| Fielder’s Choice By Barry Burleson Blues alive Kenny
Brown, David Kimbrough and Duwayne Burnside walked up, greeted friends
and fans, and pulled out their guitars and started playing. An
enthusiastic group circled them at the corner of North Center Street
and East College Avenue. They started clapping, dancing and singing
along. Blues music was once again alive and well in Holly Springs. The
first Mississippi Blues Trail marker in Marshall County was also
unveiled Thursday at noon. It recognizes the Hill County Blues and in
particular honors R.L. Burnside and Junior Kimbrough. There
were local folks on hand. But most came from out of town and out of
state, some from far away. They all had one thing in common – a love
for the blues. I recognized and welcomed Bob and
Judy Jacoby from Milwaukee, Wisc., who I met one year ago at the annual
Mississippi Hill Country Picnic in Potts Camp. They were happy to be
back and looking forward to the weekend ahead. I specifically remember their personalized automobile license plate, which reads “HILCTRY.” I
met Rick Murphree from Jackson, Ga., another avid blues fan. He said he
had his Cadillac packed and was en route to Potts Camp for a weekend of
camping, music and fun. He said he had a good friend who recently moved
to the Holly Springs area. The Mississippi Blues
Trail will be composed of more than 120 historical markers and
interpretive sites located throughout the state and will continue to be
developed in phases as funding becomes available. What a wonderful
tourist attraction it will be for our state, Holly Springs and Marshall
County. R.L. Burnside was a blues singer,
songwriter, and guitarist who lived much of his life in and around
Holly Springs. Burnside was born in Harmontown in Lafayette County.

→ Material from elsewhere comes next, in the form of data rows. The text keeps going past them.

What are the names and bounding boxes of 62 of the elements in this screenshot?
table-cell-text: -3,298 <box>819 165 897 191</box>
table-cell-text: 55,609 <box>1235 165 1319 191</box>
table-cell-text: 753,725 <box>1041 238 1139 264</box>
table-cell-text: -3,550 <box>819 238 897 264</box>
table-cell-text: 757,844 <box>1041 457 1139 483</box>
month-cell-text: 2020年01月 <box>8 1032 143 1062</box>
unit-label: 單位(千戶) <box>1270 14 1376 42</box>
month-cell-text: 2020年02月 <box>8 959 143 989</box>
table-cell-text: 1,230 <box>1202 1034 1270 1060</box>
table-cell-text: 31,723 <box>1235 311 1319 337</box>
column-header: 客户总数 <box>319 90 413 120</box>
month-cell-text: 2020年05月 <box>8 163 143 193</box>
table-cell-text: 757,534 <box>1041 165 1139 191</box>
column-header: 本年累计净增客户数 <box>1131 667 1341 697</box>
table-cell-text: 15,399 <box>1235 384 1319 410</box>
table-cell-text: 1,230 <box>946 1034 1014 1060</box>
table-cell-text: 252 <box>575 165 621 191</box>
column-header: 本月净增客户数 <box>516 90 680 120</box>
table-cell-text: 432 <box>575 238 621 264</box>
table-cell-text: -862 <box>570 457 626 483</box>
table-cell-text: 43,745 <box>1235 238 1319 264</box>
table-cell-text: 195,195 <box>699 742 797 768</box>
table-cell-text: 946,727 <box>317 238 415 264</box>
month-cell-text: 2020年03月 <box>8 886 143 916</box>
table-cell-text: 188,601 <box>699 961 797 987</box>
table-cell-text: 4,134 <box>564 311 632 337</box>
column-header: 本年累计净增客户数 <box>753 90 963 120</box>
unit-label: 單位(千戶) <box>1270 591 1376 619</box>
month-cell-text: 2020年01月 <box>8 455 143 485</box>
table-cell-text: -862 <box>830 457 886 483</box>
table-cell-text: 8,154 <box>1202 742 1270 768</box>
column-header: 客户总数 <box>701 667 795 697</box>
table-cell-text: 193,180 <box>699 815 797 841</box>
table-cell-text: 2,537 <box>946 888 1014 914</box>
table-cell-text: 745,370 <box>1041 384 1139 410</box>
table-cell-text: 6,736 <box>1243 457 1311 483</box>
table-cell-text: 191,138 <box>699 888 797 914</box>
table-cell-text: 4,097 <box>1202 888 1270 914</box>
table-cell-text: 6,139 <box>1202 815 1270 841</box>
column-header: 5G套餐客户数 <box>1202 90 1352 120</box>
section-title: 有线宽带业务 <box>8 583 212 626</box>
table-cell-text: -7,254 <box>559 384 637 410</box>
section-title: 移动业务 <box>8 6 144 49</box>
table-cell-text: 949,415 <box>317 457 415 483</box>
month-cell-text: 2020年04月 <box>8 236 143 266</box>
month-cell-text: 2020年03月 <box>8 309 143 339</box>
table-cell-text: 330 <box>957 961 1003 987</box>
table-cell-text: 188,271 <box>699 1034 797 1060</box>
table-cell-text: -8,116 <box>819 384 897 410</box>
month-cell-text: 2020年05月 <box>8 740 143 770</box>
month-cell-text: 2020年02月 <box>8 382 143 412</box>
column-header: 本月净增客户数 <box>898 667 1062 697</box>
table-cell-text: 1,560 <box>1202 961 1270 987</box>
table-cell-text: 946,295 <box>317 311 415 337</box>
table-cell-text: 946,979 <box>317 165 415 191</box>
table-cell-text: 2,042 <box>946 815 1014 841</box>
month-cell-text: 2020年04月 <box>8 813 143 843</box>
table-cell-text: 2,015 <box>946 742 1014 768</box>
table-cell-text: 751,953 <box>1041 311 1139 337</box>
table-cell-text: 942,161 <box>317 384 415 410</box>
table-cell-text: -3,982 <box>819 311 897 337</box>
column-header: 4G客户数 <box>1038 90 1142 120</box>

Burnside spent most of his life in the rural hill country of northern
Mississippi, working as a sharecropper and a commercial fisherman, as
well as playing guitar at weekend house parties. His earliest
recordings were made in the late 1960s by George Mitchell and released
on Arhoolie Records. Another album of acoustic material was recorded
that year and little else was released before Hill Country Blues, in
the early 1980s. In the 1990s, he began recording
for the Oxford label Fat Possum Records. Founded by Living Blues
magazine editor Peter Redvers-Lee and Matthew Johnson, the label was
dedicated to recording ageing North Mississippi bluesmen such as
Burnside and Junior Kimbrough. Burnside remained with Fat Possum from
that time until his death in 2005 at the age of 78, and he usually
performed with his friend and understudy, the slide guitarist Kenny
Brown, with whom he began playing in 1971 and claimed as his “adopted
son.” Junior Kimbrough was also a prominent
bluesman from Mississippi. Born in Hudsonville, Kimbrough lived in the
North Mississippi Hill Country around Holly Springs. He recorded for
the Fat Possum Records label. He was a long-time associate of labelmate
R.L. Burnside, and the Burnside and Kimbrough families often
collaborated on musical projects. This relationship continues today.
Burnside called Kimbrough “the beginning and end of all music.” This is
written on Kimbrough’s tombstone outside his family’s church, the
Kimbrough Family Church, in Holly Springs. Beginning
around 1992, Kimbrough operated a juke joint known as “Junior’s Place”
in Chulahoma, which attracted visitors from around the world, including
members of U2 and The Rolling Stones. Kimbrough’s sons, musicians
Kinney and David Malone Kimbrough, kept it open following his death,
until it burned to the ground on April 6, 2000. Kimbrough died in 1998 at the age of 67. The downtown marker is a fitting tribute to these two legendary blues musicians.